In laser ultrasonics lasers are used to generate as

well as detect ultrasonic waves. Ultrasonic waves

are used for non-destructive testing of materials

such as composites in aerospace and other

industries. Upon interaction with the material,

the resulting ultrasonic waves are optically

detected using lasers by techniques

such as Fabry-Pérot interferometry.

Laser ultrasonic technology is a technique wherein a pulsed laser is used to not only generate ultrasonic waves but detect them as well.  Most typically, laser ultrasonics is used to investigate flaws in composite materials in the aerospace industry, though the inherent beauty of laser ultrasonics is its applicability to any industry where such measurements are of value.  The governing physical principle is straightforward: as the laser pulse strikes the surface of the material to be studied, a sudden, localized, and instantaneous thermal expansion event occurs.  Should the laser power be sufficiently high as to induce boiling of the material, an ultrasound is generated via a recoil mechanism of the expanding material.  At even higher laser powers – when the material is purely ablated – a plasma is formed, the expansion of which contributes greatly to ultrasonic generation.

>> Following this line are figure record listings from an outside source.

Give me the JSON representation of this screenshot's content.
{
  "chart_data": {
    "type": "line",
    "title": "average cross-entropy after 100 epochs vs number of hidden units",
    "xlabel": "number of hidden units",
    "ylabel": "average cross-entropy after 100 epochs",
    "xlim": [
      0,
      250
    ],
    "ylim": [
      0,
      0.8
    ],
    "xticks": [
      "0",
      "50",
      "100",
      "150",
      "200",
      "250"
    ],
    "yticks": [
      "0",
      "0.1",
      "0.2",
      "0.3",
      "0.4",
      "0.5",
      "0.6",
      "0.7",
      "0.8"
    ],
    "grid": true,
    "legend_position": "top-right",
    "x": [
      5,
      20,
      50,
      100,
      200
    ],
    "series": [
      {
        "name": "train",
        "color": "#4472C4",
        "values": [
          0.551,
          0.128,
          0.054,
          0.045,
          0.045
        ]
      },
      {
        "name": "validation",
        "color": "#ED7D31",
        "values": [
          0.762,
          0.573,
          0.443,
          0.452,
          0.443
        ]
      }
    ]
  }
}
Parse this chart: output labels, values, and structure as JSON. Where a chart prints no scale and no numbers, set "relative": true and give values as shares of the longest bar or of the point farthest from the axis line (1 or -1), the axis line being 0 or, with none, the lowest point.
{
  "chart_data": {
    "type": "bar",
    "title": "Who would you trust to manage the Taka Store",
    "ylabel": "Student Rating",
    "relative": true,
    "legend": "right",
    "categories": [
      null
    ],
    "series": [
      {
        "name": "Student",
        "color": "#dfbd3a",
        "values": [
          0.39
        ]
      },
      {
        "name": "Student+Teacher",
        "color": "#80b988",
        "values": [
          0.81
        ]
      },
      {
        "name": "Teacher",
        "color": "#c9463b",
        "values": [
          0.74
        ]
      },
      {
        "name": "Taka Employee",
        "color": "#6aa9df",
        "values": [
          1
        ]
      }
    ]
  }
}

IPG Photonics offers a broad range of pulsed fiber lasers applicable to the generation of ultrasonic waves at medium to high repetition rates, including:

1)     Nanosecond pulsed fiber lasers
2)     Pico- and femtosecond pulsed fiber lasers

Subsequent to the generation of the ultrasonic waves via lasers, the detection occurs, most often also with the aid of laser technology.  As the ultrasonic wave is detected optically, common techniques include interferometry or Fabry-Pérot detection schemes.  Most techniques make use of continuous or long pulse (tens of µs), though shorter pulses have also found their domain of applicability.  Nevertheless, the principle is relatively the same: since the ultrasound waves generate a change in the index of refraction of the surrounding air, incident laser pulses will deflect slightly and thus change course.  This detected change is converted into an electrical signal.  At higher frequencies, the scheme of detection is somewhat different as the method relies on the detection of movement of the surface of the sample.  Nevertheless, since the theoretical detection limit is determined by phonon frequency – many orders of magnitude less than photon frequency – the sensitivity of laser ultrasonics is quite high.

IPG continuous wave (CW) and pulsed fiber lasers are a cost-effective and robust alternative suitable for use in both ultrasonics wave generation as well as detection in the aerospace industry.